Ich habe die ganze Zeit auf die Rolle des Full Nodes gestarrt, denn dort sitzt die harte Grenze.
Die App kann bereits ein Inferenzresultat erhalten. Das Modell kann bereits laufen. Der Nutzer kann bereits eine Antwort sehen. Aber danach muss das Netzwerk noch beweisen, dass der Lauf gültig war, während die privaten Teile versiegelt bleiben.
Das ist keine normale Audit-Logik.
Für TEE-Inferenz benötigen Full Nodes nicht das Prompt, das Modell oder die Antwort. Sie überprüfen die Attestation. Für ZKML brauchen sie keine Eingabedaten oder Modellgewichte. Sie validieren den mathematischen Beweis. Die Prüfung muss stark genug sein, um der Ausführung zu vertrauen, aber eng genug, um das zu überprüfende Element nicht zu leaken.
Diese Last ist wichtig für einen Builder, der mit privaten Prompts, Risikowertungen, Agentenanweisungen oder Nutzerdaten umgeht.
Wenn die Verifizierung erfordert, dass der sensible Inhalt offengelegt wird, verliert die App den Grund, warum sie eine geschützte Inferenz benötigte. Wenn die Privatsphäre zu viel verbirgt, wird das Ergebnis schwer zu verteidigen.
Das ist der Druck, auf dem OpenGradient sitzt.
Der Verifier muss „gültig“ sagen, ohne das Geheimnis zu sehen.
#OPG $OPG @OpenGradient $XPL $GLM
Ich habe die ganze Zeit auf die Rolle des Full Nodes gestarrt, denn dort sitzt die harte Grenze.
Die App kann bereits ein Inferenzresultat erhalten. Das Modell kann bereits laufen. Der Nutzer kann bereits eine Antwort sehen. Aber danach muss das Netzwerk noch beweisen, dass der Lauf gültig war, während die privaten Teile versiegelt bleiben.

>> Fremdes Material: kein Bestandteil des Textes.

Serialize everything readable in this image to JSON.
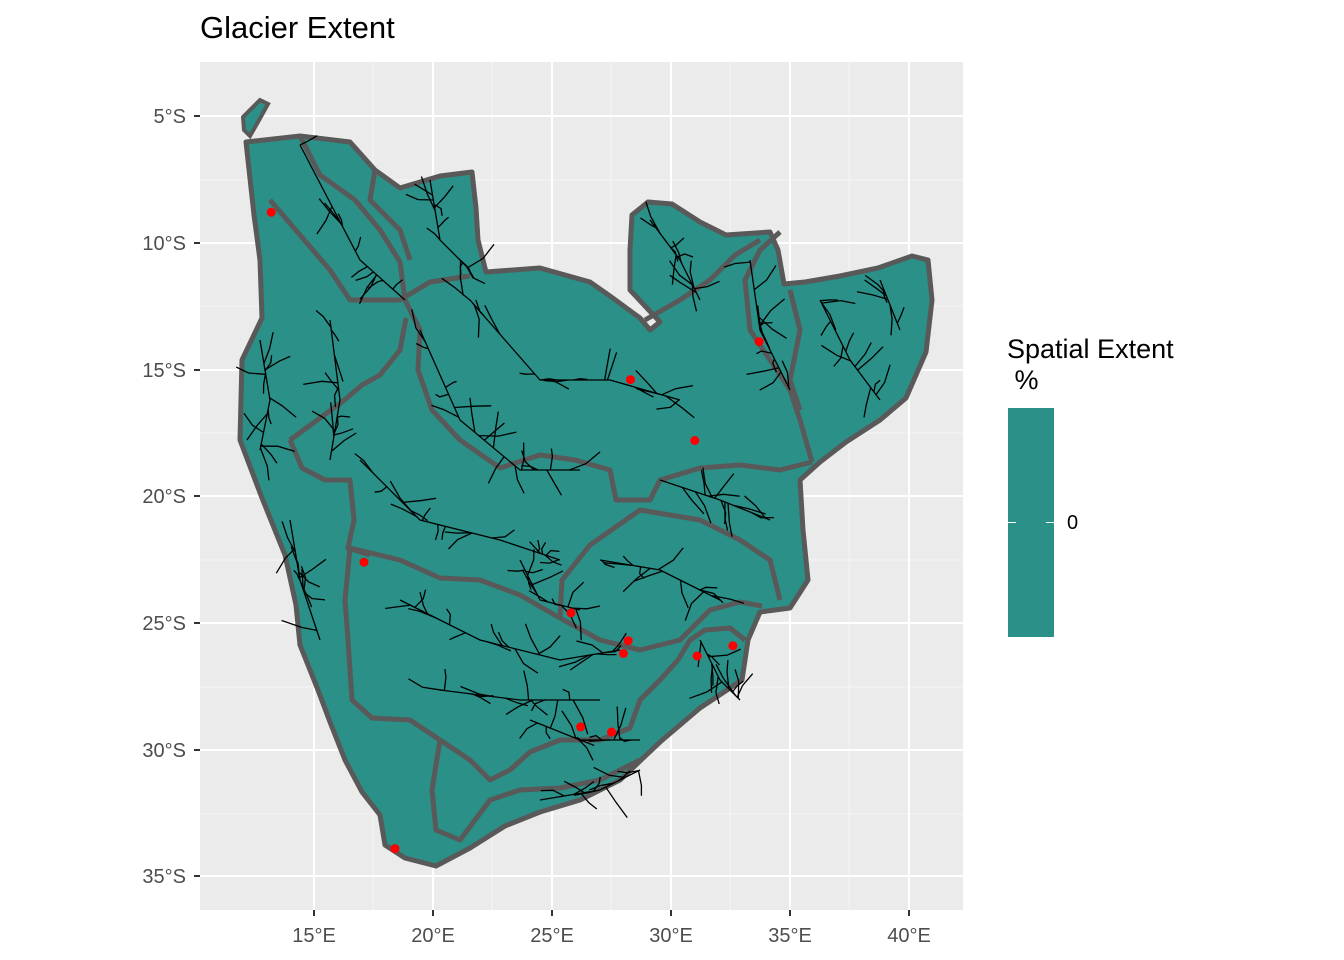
{
  "title": "Glacier Extent",
  "x_ticks": [
    "15°E",
    "20°E",
    "25°E",
    "30°E",
    "35°E",
    "40°E"
  ],
  "y_ticks": [
    "5°S",
    "10°S",
    "15°S",
    "20°S",
    "25°S",
    "30°S",
    "35°S"
  ],
  "legend": {
    "title_line1": "Spatial Extent",
    "title_line2": " %",
    "label": "0",
    "fill_color": "#2a9088"
  },
  "colors": {
    "panel": "#ebebeb",
    "grid": "#ffffff",
    "region_fill": "#2a9088",
    "region_border": "#595959",
    "river": "#000000",
    "point": "#ff0000"
  },
  "points": [
    {
      "lon": 13.2,
      "lat": -8.8
    },
    {
      "lon": 17.1,
      "lat": -22.6
    },
    {
      "lon": 18.4,
      "lat": -33.9
    },
    {
      "lon": 33.7,
      "lat": -13.9
    },
    {
      "lon": 28.3,
      "lat": -15.4
    },
    {
      "lon": 31.0,
      "lat": -17.8
    },
    {
      "lon": 25.8,
      "lat": -24.6
    },
    {
      "lon": 28.2,
      "lat": -25.7
    },
    {
      "lon": 28.0,
      "lat": -26.2
    },
    {
      "lon": 31.1,
      "lat": -26.3
    },
    {
      "lon": 32.6,
      "lat": -25.9
    },
    {
      "lon": 26.2,
      "lat": -29.1
    },
    {
      "lon": 27.5,
      "lat": -29.3
    }
  ]
}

Das ist keine normale Audit-Logik.
Für TEE-Inferenz benötigen Full Nodes nicht das Prompt, das Modell oder die Antwort. Sie überprüfen die Attestation. Für ZKML brauchen sie keine Eingabedaten oder Modellgewichte. Sie validieren den mathematischen Beweis. Die Prüfung muss stark genug sein, um der Ausführung zu vertrauen, aber eng genug, um das zu überprüfende Element nicht zu leaken.
Diese Last ist wichtig für einen Builder, der mit privaten Prompts, Risikowertungen, Agentenanweisungen oder Nutzerdaten umgeht.
Wenn die Verifizierung erfordert, dass der sensible Inhalt offengelegt wird, verliert die App den Grund, warum sie eine geschützte Inferenz benötigte. Wenn die Privatsphäre zu viel verbirgt, wird das Ergebnis schwer zu verteidigen.
Das ist der Druck, auf dem OpenGradient sitzt.
Der Verifier muss „gültig“ sagen, ohne das Geheimnis zu sehen.